Later this week, monetary policymakers will gather at the the Kansas City Fed’s annual economic symposium at Jackson Hole, Wyoming, to discuss “Structural Shifts in the Global Economy.” The highlight is usually the Federal Reserve chair’s speech.
Jerome Powell is set to speak on Friday at 10:05 AM ET. Given the large gap between July’s FOMC meeting and September’s — eight weeks instead of the usual six to seven — investors will be eager to hear if Powell’s views on the economy have shifted since the Fed’s last meeting.
Bank of America’s U.S. economist Aditya Bhave and strategists Mark Cabana and Alex Cohen expect the “tone could be less balanced at Jackson Hole given the robust data flow since the July FOMC meeting.” They pointed to Q2 GDP that drove up 2.4%, well above consensus, and July retail sales, excluding autos, that climbed 1.0%, also above expectations.
“While the Fed would prefer not to short-circuit the business cycle, policymakers are probably becoming increasingly concerned about a re-acceleration in inflation, driven by strong aggregate demand,” the BofA strategists said. “Therefore, we expect Powell to push back— implicitly or explicitly— against the degree of rate cuts that markets are pricing for next year.”
Recall that last year, Powell had bluntly stated that the Fed is focusing on inflation and price stability over its full-employment mandate and warned that rate cuts were not coming soon.
The recent jump in bond yields is likely to be mentioned, though it might not be tackled head on, said Evercore ISI Vice Chairman Krishna Guha, who is head of the firm’s Global Policy and Central Bank Strategy Team. “But our hunch is the Fed will try to avoid adding fuel to the fire in the hawkish direction,” he wrote in a note to clients.
Overall, he expects the Fed to be cautious “and avoid piling on the rise in yields, but not try to tell the bond market it is wrong either.”
Lexi Cantor from Goldman Sachs’s Economic Research team isn’t expecting strong signals from the Fed on monetary policy. With July PCE inflation and the nonfarm payrolls report coming out after the Jackson Hole meeting, “the Fed will likely wait to be informed by these new data before changing their current posture,” she wrote in a note to clients.

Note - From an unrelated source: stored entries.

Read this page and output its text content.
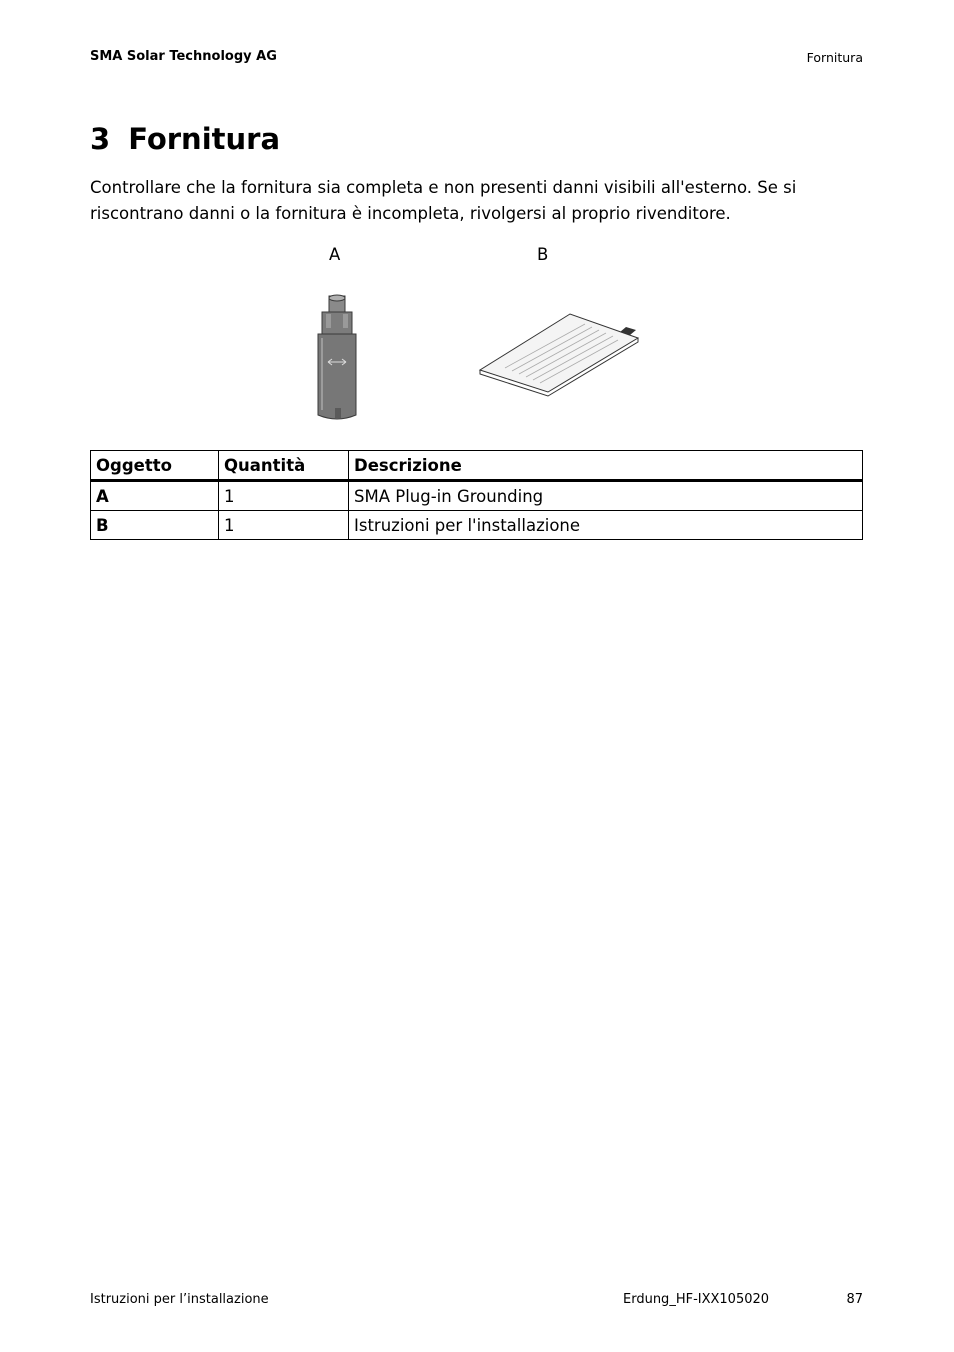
SMA Solar Technology AG	Fornitura
3 Fornitura

Controllare che la fornitura sia completa e non presenti danni visibili all'esterno. Se si riscontrano danni o la fornitura è incompleta, rivolgersi al proprio rivenditore.

A	B
Oggetto	Quantità	Descrizione
A	1	SMA Plug-in Grounding
B	1	Istruzioni per l'installazione
Istruzioni per l’installazione	Erdung_HF-IXX105020	87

SA Analyst Gary Gambino anticipates that Powell “will probably restate its intent to keep interest rates high for an extended period to make sure inflation does not flare up again.”

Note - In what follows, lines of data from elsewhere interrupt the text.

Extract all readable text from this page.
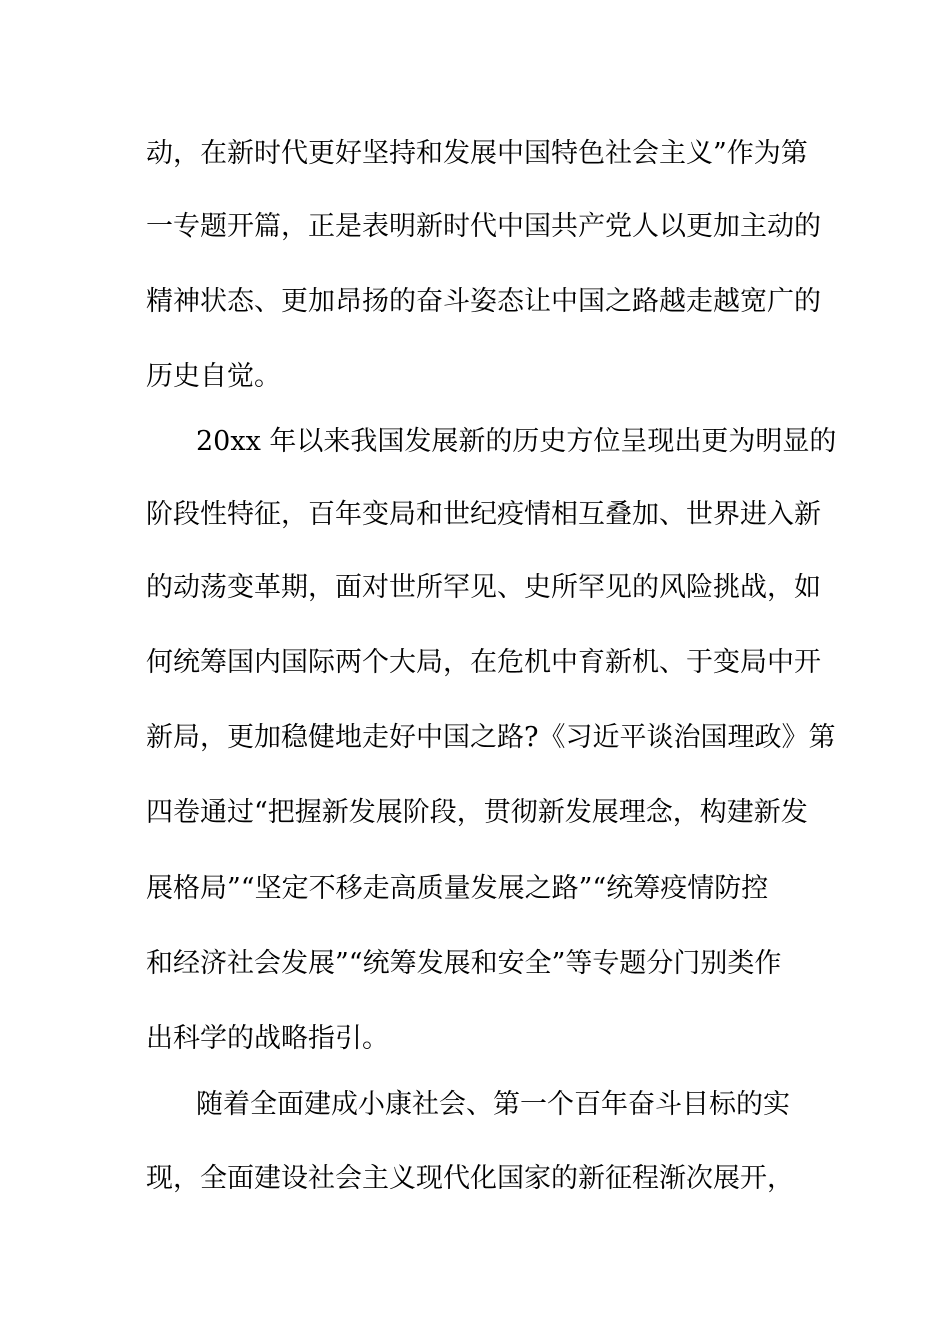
动，在新时代更好坚持和发展中国特色社会主义”作为第
一专题开篇，正是表明新时代中国共产党人以更加主动的
精神状态、更加昂扬的奋斗姿态让中国之路越走越宽广的
历史自觉。
20xx 年以来我国发展新的历史方位呈现出更为明显的
阶段性特征，百年变局和世纪疫情相互叠加、世界进入新
的动荡变革期，面对世所罕见、史所罕见的风险挑战，如
何统筹国内国际两个大局，在危机中育新机、于变局中开
新局，更加稳健地走好中国之路?《习近平谈治国理政》第
四卷通过“把握新发展阶段，贯彻新发展理念，构建新发
展格局”“坚定不移走高质量发展之路”“统筹疫情防控
和经济社会发展”“统筹发展和安全”等专题分门别类作
出科学的战略指引。
随着全面建成小康社会、第一个百年奋斗目标的实
现，全面建设社会主义现代化国家的新征程渐次展开，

As such, he doesn’t foresee much effect on markets as the central bank has already communicated that message well. “Treasury and equity markets already appear to have turned to reflect this policy, as they did in 2022 ahead of the conference,” he wrote.
SA Analyst Damir Tokic expects the Fed to hint at further interest hikes this year to prevent a flare-up in inflation. A premature pause could boost energy and food prices, especially if the U.S. dollar weakens, and accelerate wage growth — both factors that could re-ignite inflation.
“The Fed might need to overtighten and cause a deeper demand shock to restore price stability,” Tokic wrote recently.